Reserves at December 31, 2019 ($ millions, discounted at) 0% 5% 10% 15%
Proved developed producing 2,640 2,501 2,211 1,965
Proved developed non-producing 179 118 81 57
Proved undeveloped 3,256 2,096 1,419 991
Total proved 6,075 4,714 3,710 3,013
Probable 5,627 3,029 1,890 1,298
Total Proved Plus Probable (before tax) 11,702 7,743 5,600 4,310

Note:

  1. Includes abandonment, decommissioning and reclamation costs for all producing and nonproducing wells and facilities.

Net Asset Value (Forecast Prices and Costs)

Our estimated net asset value is based on the estimated net present value of all future net revenue from our reserves, before income taxes, as estimated by McDaniel at year-end, plus the estimated value of our undeveloped land holdings, less net debt. This calculation can vary significantly depending on the oil and natural gas price assumptions. In addition, this calculation does not consider “going concern” value and assumes only the reserves identified in the reserves reports with no further acquisitions or incremental development.
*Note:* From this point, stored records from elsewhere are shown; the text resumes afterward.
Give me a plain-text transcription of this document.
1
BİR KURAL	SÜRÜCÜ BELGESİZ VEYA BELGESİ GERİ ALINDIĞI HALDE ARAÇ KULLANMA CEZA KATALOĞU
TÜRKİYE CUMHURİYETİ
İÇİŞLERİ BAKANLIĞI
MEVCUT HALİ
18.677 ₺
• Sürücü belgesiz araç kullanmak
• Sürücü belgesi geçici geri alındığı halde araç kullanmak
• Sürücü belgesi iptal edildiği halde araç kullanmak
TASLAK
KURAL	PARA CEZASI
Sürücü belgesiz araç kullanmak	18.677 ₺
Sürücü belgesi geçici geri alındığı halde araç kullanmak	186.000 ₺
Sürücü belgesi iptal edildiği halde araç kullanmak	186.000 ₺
The following table sets forth our net asset value as at December 31, 2019.

($ millions, except per share amounts, discounted at) 5% 10% 15%
Net present value of proved plus probable reserves (1) 7,743 5,600 4,310
Undeveloped land holdings (2) 162 162 162
Net Debt (1,871 ) (1,871 ) (1,871 )
Net Asset Value 6,034 3,891 2,601
Net Asset Value per Share (3) 10.81 6.97 4.66

Notes:

  1. Includes abandonment, decommissioning and reclamation costs for all producing and nonproducing wells and facilities.
  2. The value of undeveloped land holdings generally represents the estimated replacement cost of our undeveloped land.
  3. Based on 558.3 million common shares outstanding as at December 31, 2019.